After All…


The train pulled into the station was an ominous screech. At last, they had arrived. Each of the four passengers in the compartment silently grappled with their own feelings. Mr Hale was feeling guilty for having brought his family here at all. Mrs Hale was afraid of what was to become of them. Dixon was dismayed that it should have come to this. And as for Margaret, she did not know what she felt. Not yet, anyway. If anything, she was curious. As she watched all the people milling past with their determined strides that spoke of purpose, she craned her neck to look at the sky. It was not remotely blue as it had been when they had left Helstone, but a thick grey that blocked out the sun with its billowing smoke from the chimneys that she could see towering high above the expanse of the city. She wondered what this meant. Was it an omen, she thought? One sent to forewarn her that things were about to change for the worse? That nothing good grew here in this metropolis built upon the bones of poverty and the backbone of greed? That this place would stifle all her hopes of happiness and suffocate it in its decaying smog? She prayed not. But she was curious all the same because even if this strange netherworld was assaulting every single one of her senses, not to mention her sensibilities, she felt oddly stirred by it all. Even in the few minutes since they had arrived in the town that would become their new home, Milton, she had discerned a oneness with it, and she could feel, deep in her soul, an awakening that refused to be quelled.
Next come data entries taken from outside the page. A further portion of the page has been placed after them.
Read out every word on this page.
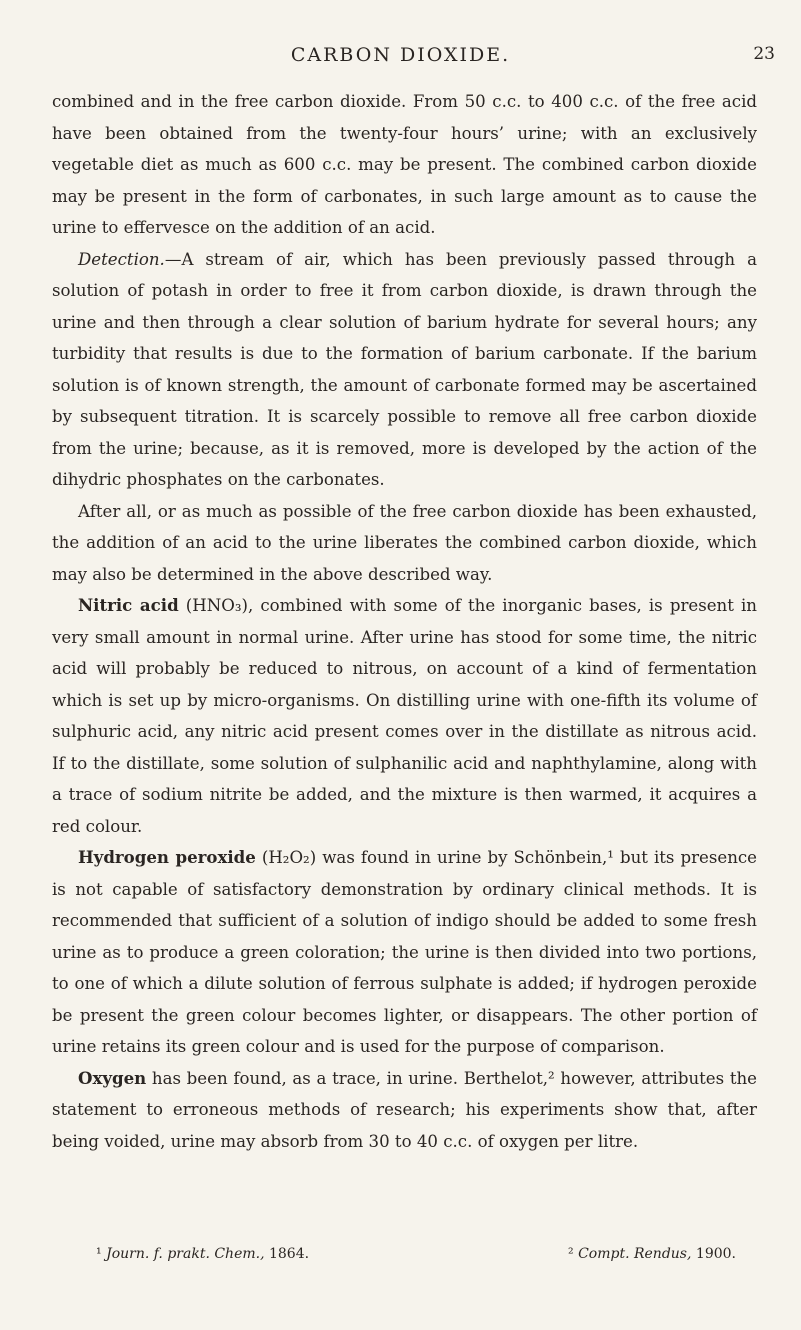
CARBON DIOXIDE.	23

combined and in the free carbon dioxide. From 50 c.c. to 400 c.c. of the free acid have been obtained from the twenty-four hours’ urine; with an exclusively vegetable diet as much as 600 c.c. may be present. The combined carbon dioxide may be present in the form of carbonates, in such large amount as to cause the urine to effervesce on the addition of an acid.

Detection.—A stream of air, which has been previously passed through a solution of potash in order to free it from carbon dioxide, is drawn through the urine and then through a clear solution of barium hydrate for several hours; any turbidity that results is due to the formation of barium carbonate. If the barium solution is of known strength, the amount of carbonate formed may be ascertained by subsequent titration. It is scarcely possible to remove all free carbon dioxide from the urine; because, as it is removed, more is developed by the action of the dihydric phosphates on the carbonates.

After all, or as much as possible of the free carbon dioxide has been exhausted, the addition of an acid to the urine liberates the combined carbon dioxide, which may also be determined in the above described way.

Nitric acid (HNO₃), combined with some of the inorganic bases, is present in very small amount in normal urine. After urine has stood for some time, the nitric acid will probably be reduced to nitrous, on account of a kind of fermentation which is set up by micro-organisms. On distilling urine with one-fifth its volume of sulphuric acid, any nitric acid present comes over in the distillate as nitrous acid. If to the distillate, some solution of sulphanilic acid and naphthylamine, along with a trace of sodium nitrite be added, and the mixture is then warmed, it acquires a red colour.

Hydrogen peroxide (H₂O₂) was found in urine by Schönbein,¹ but its presence is not capable of satisfactory demonstration by ordinary clinical methods. It is recommended that sufficient of a solution of indigo should be added to some fresh urine as to produce a green coloration; the urine is then divided into two portions, to one of which a dilute solution of ferrous sulphate is added; if hydrogen peroxide be present the green colour becomes lighter, or disappears. The other portion of urine retains its green colour and is used for the purpose of comparison.

Oxygen has been found, as a trace, in urine. Berthelot,² however, attributes the statement to erroneous methods of research; his experiments show that, after being voided, urine may absorb from 30 to 40 c.c. of oxygen per litre.

¹ Journ. f. prakt. Chem., 1864.	² Compt. Rendus, 1900.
She did not know what awaited her here, whether it be good or bad or somewhere in between, but she was ready and willing to embrace, come what may. Yes, she was home now, she knew herself to be. So, you see, it did not matter what her family said, because, for Margaret, she was a woman embarking on the next act in the play that was her life, a fresh start in which she was determined to be not a victim of doubt or fear, but a person of courage, conviction, compassion, and above all else, character.

After all…a girl should always be the heroine of her own story.